Say hello to granpa LUCA

About a year ago I was reading the last pages of a semi-scientific adventure book: "The Fifth Day" by Frank Schatzing. Without spoiling too much (in case someone else is going to read it), I've found two intriguing concepts in the story: one, we may not be the most intelligent and powerful species on earth, and two, maybe we share this planet with other forms of intelligent organisms, so different in their appearance and biological organization that we may not even recognize them, until they want to directly interact with us... But even more fascinating to me is the fact that the author imagines a giant multicellular organism spread upon the oceans in which every single cell is as well a separate entity and a part of a super-organism communicating by a complex exchange of DNA molecules. Maybe this is not so cool compared to Indiana Jones adventures, but what can be more fascinating for a lab guy working on genetics?
Ok, now I've found in recent scientific papers that this super-organism hypothesis may be closer to a real fact that to a science-fiction story. With the exponential rise in the accumulation of genomic and proteomic data from a lot of different organisms, both eukaryotes and prokaryotes, a lot of efforts have been also made in recent years trying to reconstruct the features of the Last Unique Common Ancestor... LUCA the grandpa of us all!
LUCA is considered the unique organism that pre-date Eukarya, Bacteria and Archea and its study can provide useful information on the essential biochemical and genetic mechanisms of a cell. Based on the papers published in the last 2 years, LUCA seems to be a kind of RNA-based super-organism, huge mix of cells that span across primordial oceans constantly exchanging pieces of RNA and useful proteins in an attempt to obtain an efficient energy processing machine.

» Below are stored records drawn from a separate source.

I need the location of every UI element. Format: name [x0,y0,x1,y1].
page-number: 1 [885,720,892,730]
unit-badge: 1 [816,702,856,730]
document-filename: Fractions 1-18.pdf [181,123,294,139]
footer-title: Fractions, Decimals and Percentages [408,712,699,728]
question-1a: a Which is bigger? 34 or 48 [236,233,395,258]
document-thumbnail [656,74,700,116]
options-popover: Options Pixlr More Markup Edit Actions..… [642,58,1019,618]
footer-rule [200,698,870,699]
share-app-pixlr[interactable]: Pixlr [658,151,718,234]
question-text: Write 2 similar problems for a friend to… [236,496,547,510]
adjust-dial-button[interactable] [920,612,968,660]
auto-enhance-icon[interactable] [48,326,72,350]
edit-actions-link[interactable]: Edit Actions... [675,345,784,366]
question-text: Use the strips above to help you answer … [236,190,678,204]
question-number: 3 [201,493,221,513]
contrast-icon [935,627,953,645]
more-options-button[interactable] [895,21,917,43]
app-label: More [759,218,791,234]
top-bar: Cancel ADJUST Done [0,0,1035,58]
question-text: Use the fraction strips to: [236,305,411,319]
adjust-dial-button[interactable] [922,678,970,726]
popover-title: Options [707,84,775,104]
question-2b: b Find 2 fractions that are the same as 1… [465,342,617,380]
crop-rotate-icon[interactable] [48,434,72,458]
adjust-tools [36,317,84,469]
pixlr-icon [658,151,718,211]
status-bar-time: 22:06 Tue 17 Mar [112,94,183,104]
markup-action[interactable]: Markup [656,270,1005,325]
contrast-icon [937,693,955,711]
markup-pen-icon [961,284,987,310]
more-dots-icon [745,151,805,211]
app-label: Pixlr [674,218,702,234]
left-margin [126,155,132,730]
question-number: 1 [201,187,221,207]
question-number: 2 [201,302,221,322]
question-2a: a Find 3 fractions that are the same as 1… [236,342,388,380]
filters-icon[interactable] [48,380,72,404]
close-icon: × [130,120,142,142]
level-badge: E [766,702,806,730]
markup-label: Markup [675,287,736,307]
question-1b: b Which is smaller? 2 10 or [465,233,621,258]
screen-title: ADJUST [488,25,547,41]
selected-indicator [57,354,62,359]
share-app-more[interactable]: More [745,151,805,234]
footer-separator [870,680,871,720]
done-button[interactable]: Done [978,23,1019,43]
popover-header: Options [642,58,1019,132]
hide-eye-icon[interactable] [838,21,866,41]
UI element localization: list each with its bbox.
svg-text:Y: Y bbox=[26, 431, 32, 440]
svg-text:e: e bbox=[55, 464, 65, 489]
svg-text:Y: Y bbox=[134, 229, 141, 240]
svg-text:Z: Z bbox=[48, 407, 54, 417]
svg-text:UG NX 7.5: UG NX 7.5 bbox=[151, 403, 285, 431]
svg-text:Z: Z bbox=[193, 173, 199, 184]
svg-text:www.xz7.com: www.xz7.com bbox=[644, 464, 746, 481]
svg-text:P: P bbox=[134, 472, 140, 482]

As Michael Marshall summarize on NewScientist: "The latest results suggest LUCA was the result of early life's fight to survive, attempts at which turned the ocean into a global genetic swap shop for hundreds of millions of years. Cells struggling to survive on their own exchanged useful parts with each other without competition - effectively creating a global mega-organism. [...] In order to cope, the early cells must have shared their genes and proteins with each other. New and useful molecules would have been passed from cell to cell without competition, and eventually gone global. [...] It was more important to keep the living system in place than to compete with other systems, says Caetano-Anollés. He says the free exchange and lack of competition mean this living primordial ocean essentially functioned as a single mega-organism".
So, Christmas is coming, add a chair for LUCA!